Very slowly Ohad began to improve. Shimon and Ericka discovered that their 20 year old son needed to be taught everything: to talk, to walk, to eat. They had taught Ohad the child, now they needed to re-teach Ohad the man.
They went on the painstaking journey together. What choice did they have? Nothing prepares you for something like that…
Slowly Ohad improved. Breathing on his own was an achievement. Then the wheelchair was replaced by a walker. It took ages before he was able to call his parents by their names. Now he is able to talk much more. It is obvious that he understands what is going on but the brain injury made it difficult for Ohad to articulate his thoughts and feelings. His parents, who have watched his every move, understand him although he uses few words.
Ohad is now 21 years old. He has fought for his country and fought for his life.

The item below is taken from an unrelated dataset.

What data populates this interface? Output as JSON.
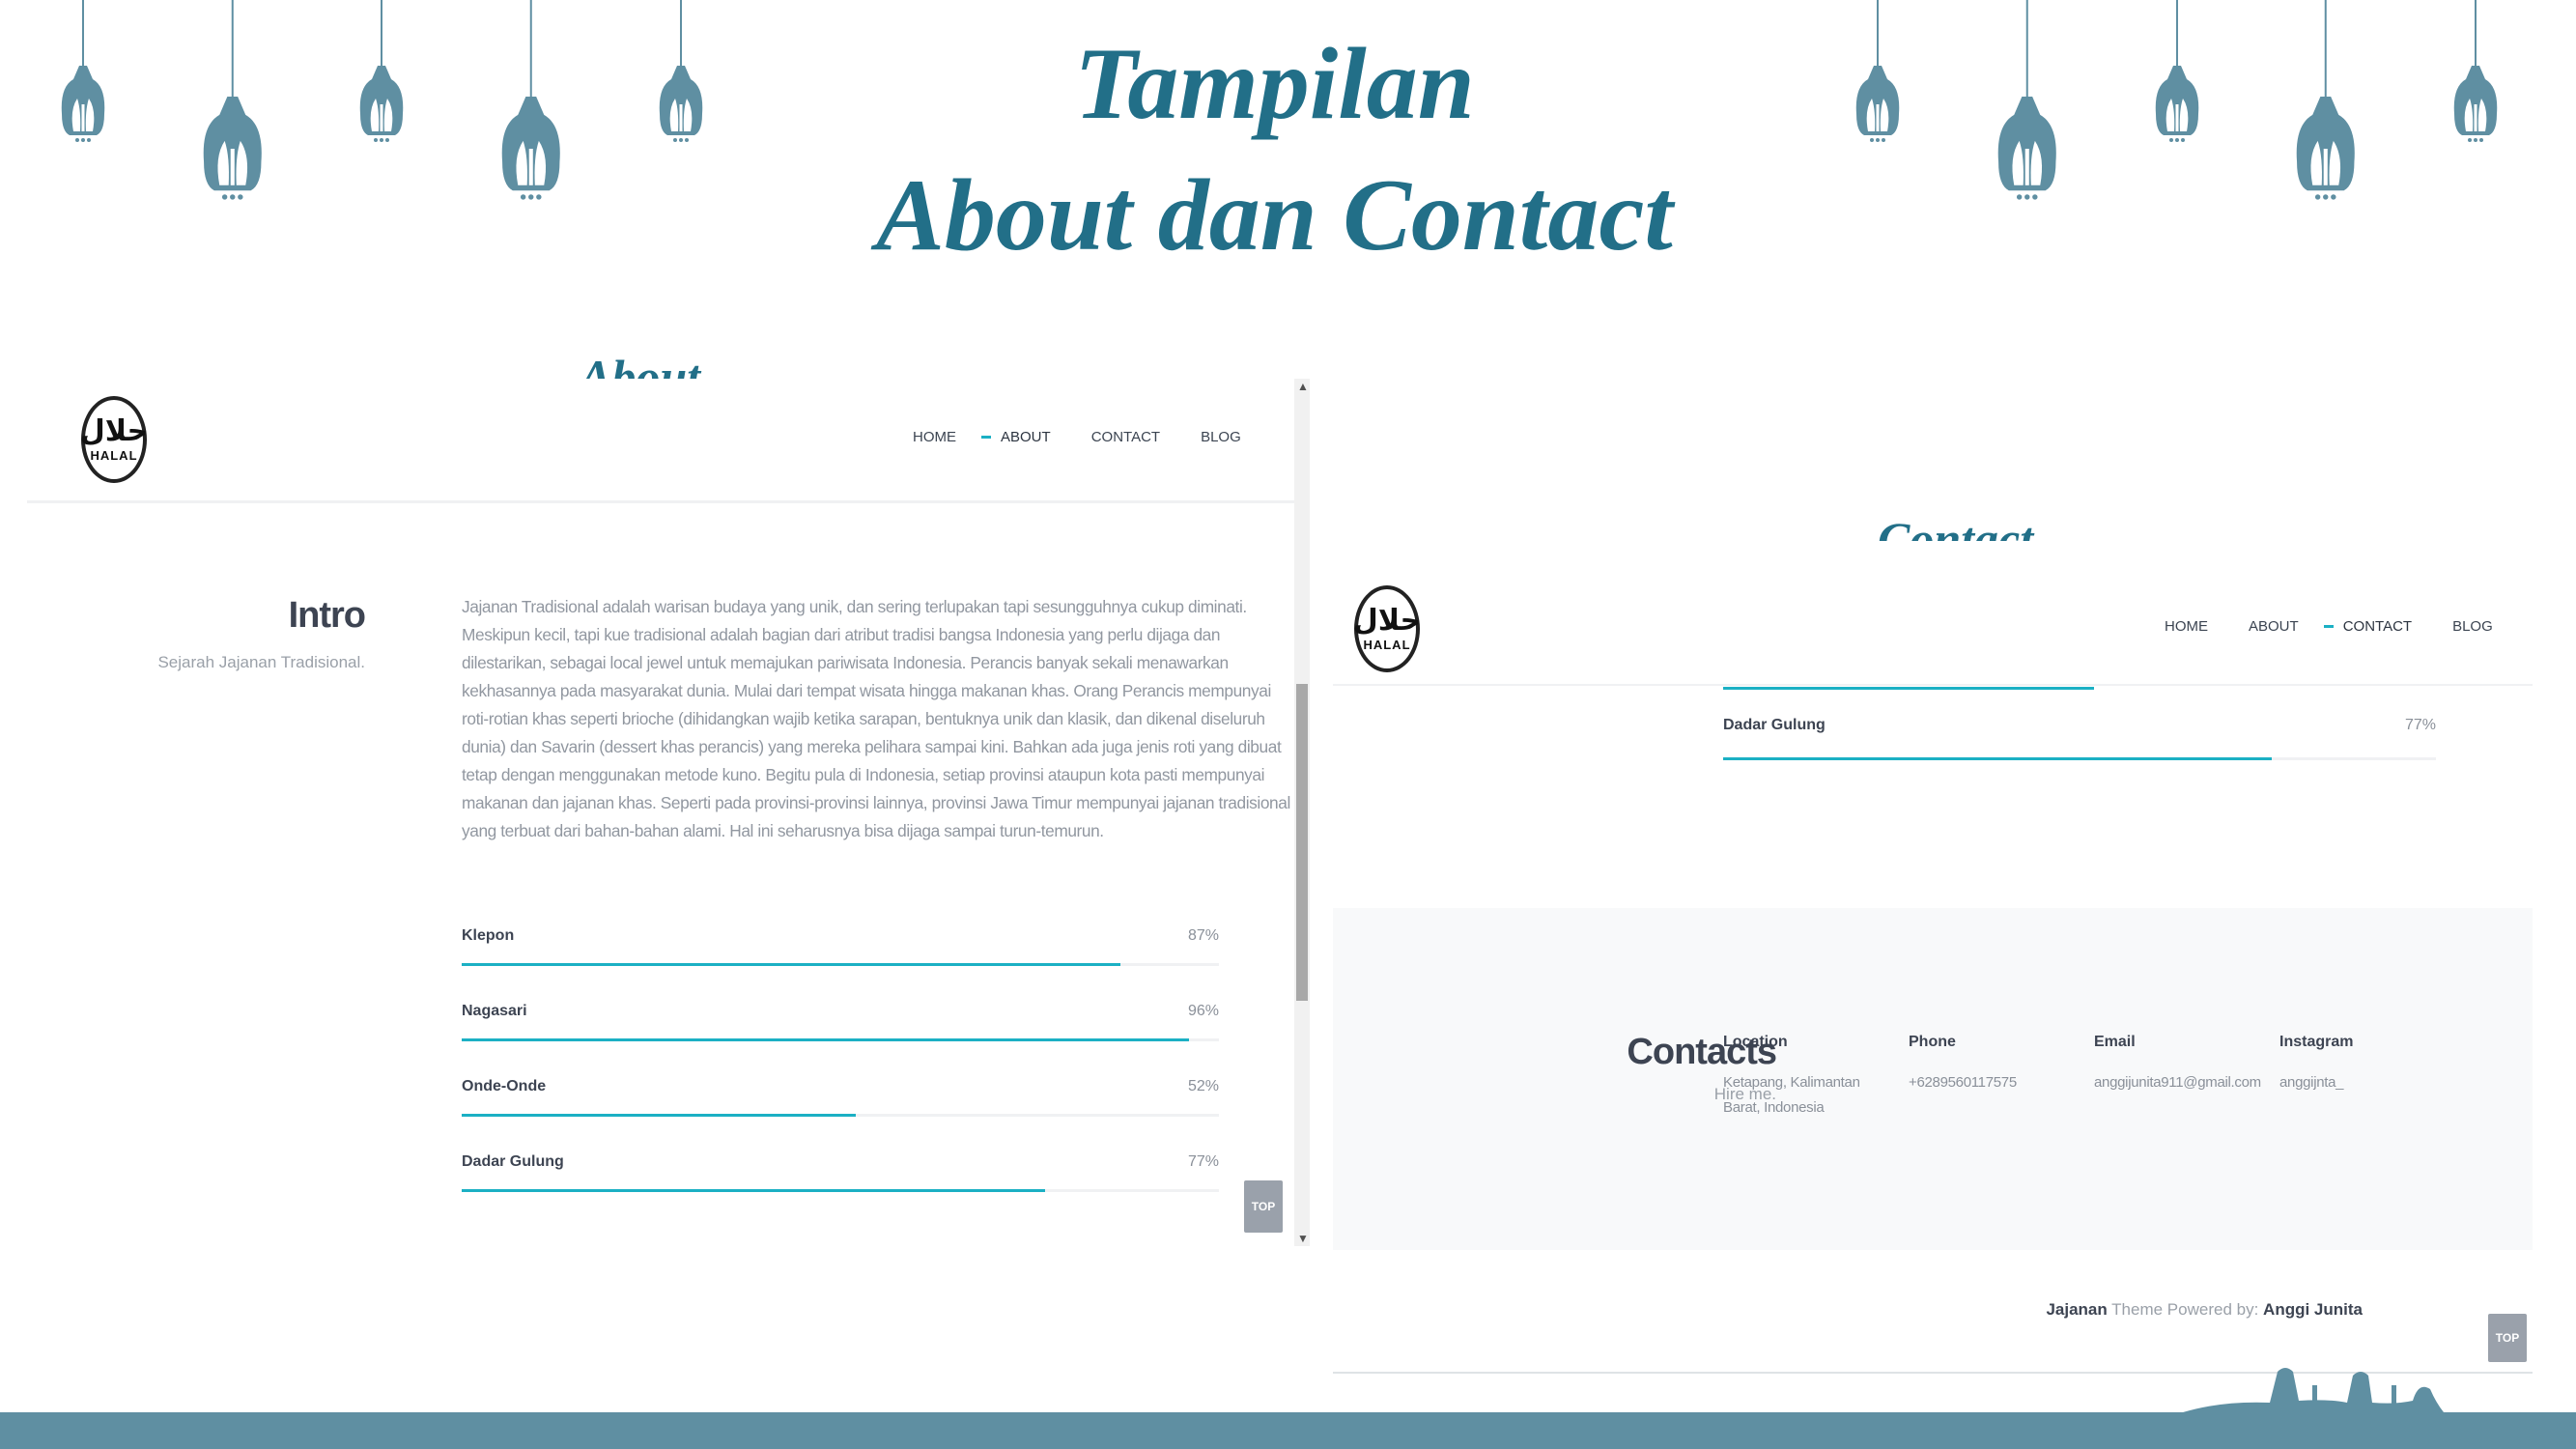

And his father was with him all the time. This last weekend Ohad got a chance to support his father’s journey.
Shimon explained to a reporter that although he wished Ohad could participate in the Israman competition with him, he’d take Ohad with him in spirit, every step of the way. It was from Ohad that he’d draw strength to complete the grueling route.
When the reporter asked Ohad what place he expected his father to win, Ohad answered with a single finger – number 1. The reporter asked Ohad with a typical Israeli tough-man joke: “What, so if he comes in number 2, you won’t let him in the house?” With a smile and a mischievous light in his eyes Ohad indicated that it’s something he’d have to consider. Shimon told the reporter: “I think Ohad means that I’m always number 1 for him.” Smiling at his father, Ohad indicated to the reporter that, joking aside, that is exactly how he feels.
When Shimon approached the end of the race, his eyes were not on the finish line but on the sidelines, where Ohad was watching him.
Ohad couldn’t run the race with him but Shimon wasn’t going to cross the finish line without his son. Ohad went to him and with his father’s arm around his shoulders, side by side, they walked towards the finish line.
The cheering was no longer for the runners, it was for Ohad. And for a father’s love. The event commentator explained for those who didn’t know that Ohad is the soldier that suffered the most grievous wounds in the war, that it is a miracle that he is on his feet, walking his father to the finish line. “Honor him!!” he shouted and the crowd went wild. They cheered and shouted “You’re a king!” The commentator made sure to point out the hard work and dedication that it took to bring Ohad to the condition he is in today, telling Ohad, his parents and the spectators: “This is the most important thing there is.”
And he’s right.
Nothing is more important than love.